Still there were trees growing thickly together, and retarding and making difficult one’s advance. But, just when he was growing discouraged, they began to thin out, and he came into more open spaces.
Finally he reached a tiny lake that shone like a turquoise in a bowl-like formation at the base of a steep hill.
A path ran up the hillside, and this evidently had been much in use, for the grass was worn and trodden by many feet. On a ledge there was an old, decaying, leafless tree, and on one of its gaunt, top-branches that jutted over the lake a pair of intrepid eagles had built their nest. Florimel looked up and spied the young eaglets who were just old enough to essay flight, selfishly trying to crowd each other out of their airy structure of sticks and straws. Far overhead their parents described invisible circles in the sky, emitting as they did so harsh shrieks of pride.

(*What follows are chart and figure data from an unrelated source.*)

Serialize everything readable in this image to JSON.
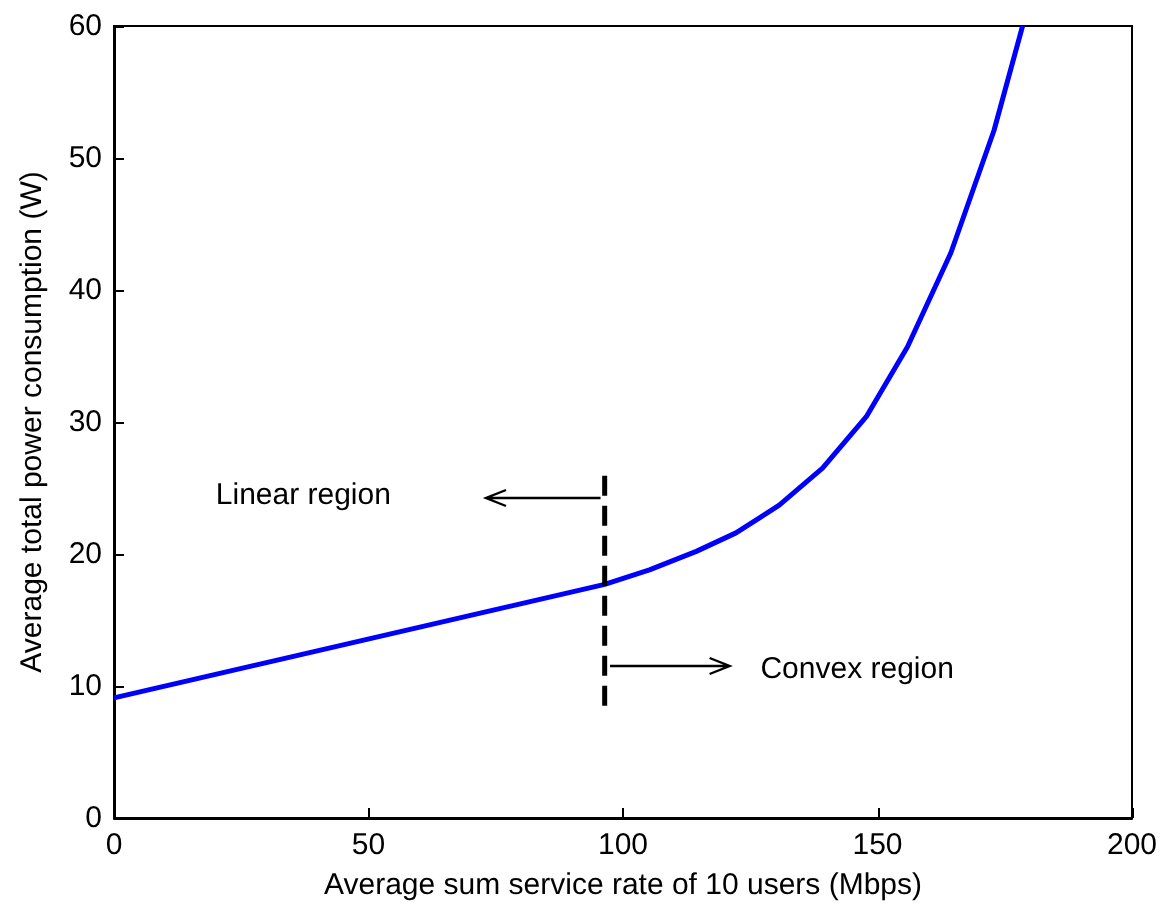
{
  "chart_data": {
    "type": "line",
    "xlabel": "Average sum service rate of 10 users (Mbps)",
    "ylabel": "Average total power consumption (W)",
    "xlim": [
      0,
      200
    ],
    "xticks": [
      0,
      50,
      100,
      150,
      200
    ],
    "ylim": [
      0,
      60
    ],
    "yticks": [
      0,
      10,
      20,
      30,
      40,
      50,
      60
    ],
    "marker": "none",
    "series": [
      {
        "color": "#0000ff",
        "line_style": "solid",
        "x": [
          0,
          96.4,
          105.2,
          114.4,
          122.2,
          130.7,
          139.2,
          147.8,
          155.9,
          164.4,
          172.9,
          178.5
        ],
        "values": [
          9.1,
          17.7,
          18.8,
          20.2,
          21.6,
          23.7,
          26.5,
          30.4,
          35.7,
          42.8,
          52.1,
          60
        ]
      },
      {
        "color": "#000000",
        "line_style": "dashed",
        "x": [
          96.4,
          96.4
        ],
        "values": [
          8.5,
          26.5
        ]
      }
    ],
    "annotations": [
      "Linear region",
      "Convex region"
    ]
  }
}
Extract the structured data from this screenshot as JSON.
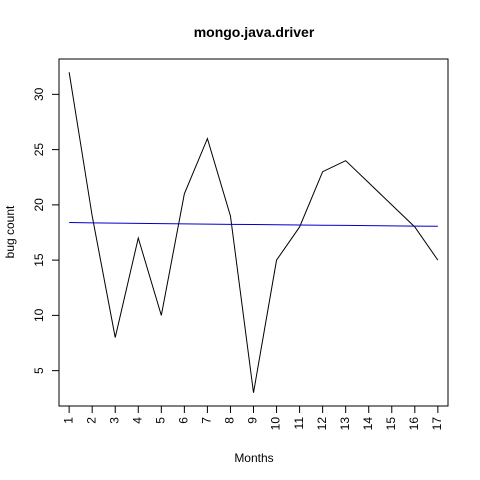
{
  "chart_data": {
    "type": "line",
    "title": "mongo.java.driver",
    "xlabel": "Months",
    "ylabel": "bug count",
    "x": [
      1,
      2,
      3,
      4,
      5,
      6,
      7,
      8,
      9,
      10,
      11,
      12,
      13,
      14,
      15,
      16,
      17
    ],
    "x_tick_labels": [
      "1",
      "2",
      "3",
      "4",
      "5",
      "6",
      "7",
      "8",
      "9",
      "10",
      "11",
      "12",
      "13",
      "14",
      "15",
      "16",
      "17"
    ],
    "y_ticks": [
      5,
      10,
      15,
      20,
      25,
      30
    ],
    "y_tick_labels": [
      "5",
      "10",
      "15",
      "20",
      "25",
      "30"
    ],
    "xlim": [
      0.56,
      17.44
    ],
    "ylim": [
      1.8,
      33.2
    ],
    "grid": false,
    "series": [
      {
        "values": [
          32,
          19,
          8,
          17,
          10,
          21,
          26,
          19,
          3,
          15,
          18,
          23,
          24,
          22,
          20,
          18,
          15
        ],
        "color": "#000000"
      },
      {
        "values": [
          18.4,
          18.37,
          18.35,
          18.33,
          18.3,
          18.28,
          18.26,
          18.24,
          18.22,
          18.2,
          18.18,
          18.16,
          18.14,
          18.12,
          18.1,
          18.08,
          18.06
        ],
        "color": "#0000cc"
      }
    ]
  }
}
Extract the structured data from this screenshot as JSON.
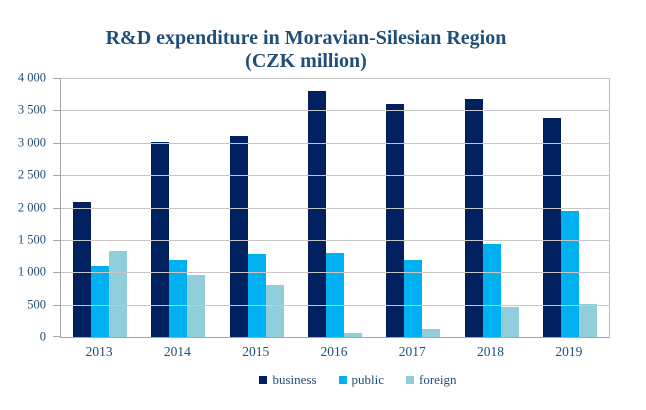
{
  "chart": {
    "title_line1": "R&D expenditure in Moravian-Silesian Region",
    "title_line2": "(CZK million)"
  },
  "chart_data": {
    "type": "bar",
    "title": "R&D expenditure in Moravian-Silesian Region (CZK million)",
    "categories": [
      "2013",
      "2014",
      "2015",
      "2016",
      "2017",
      "2018",
      "2019"
    ],
    "series": [
      {
        "name": "business",
        "color": "#002060",
        "values": [
          2080,
          3010,
          3100,
          3800,
          3600,
          3680,
          3380
        ]
      },
      {
        "name": "public",
        "color": "#00B0F0",
        "values": [
          1100,
          1190,
          1280,
          1290,
          1190,
          1440,
          1950
        ]
      },
      {
        "name": "foreign",
        "color": "#92CDDC",
        "values": [
          1330,
          960,
          800,
          60,
          130,
          470,
          510
        ]
      }
    ],
    "xlabel": "",
    "ylabel": "",
    "ylim": [
      0,
      4000
    ],
    "ytick_step": 500,
    "ytick_labels": [
      "0",
      "500",
      "1 000",
      "1 500",
      "2 000",
      "2 500",
      "3 000",
      "3 500",
      "4 000"
    ],
    "grid": true,
    "legend_position": "bottom"
  },
  "palette": {
    "title_text": "#1F4E79",
    "axis_text": "#1F4E79",
    "gridline": "#C8C8C8",
    "axis_line": "#A6A6A6",
    "background": "#FFFFFF"
  }
}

While he gazed upward, thinking meanwhile that it was a strange abode for eagles to choose, in place of the customary mountain-crag, he was suddenly startled by the savage roar of beasts.
Quick as a flash he turned, and saw a wild, fierce, snarling pack—a confused, horrifying vision of lions, tigers, and leopards—their red tongues lolling from their watering mouths—their nostrils dilated at the scent of human blood—flying with leaps and bounds to rend and tear him apart and devour him.
Desperately he seized an arrow from the quiver, and placing it in the bow pointed it at them and pulled back the cord.
But the cord snapped in twain, and the arrow fell harmlessly to the ground.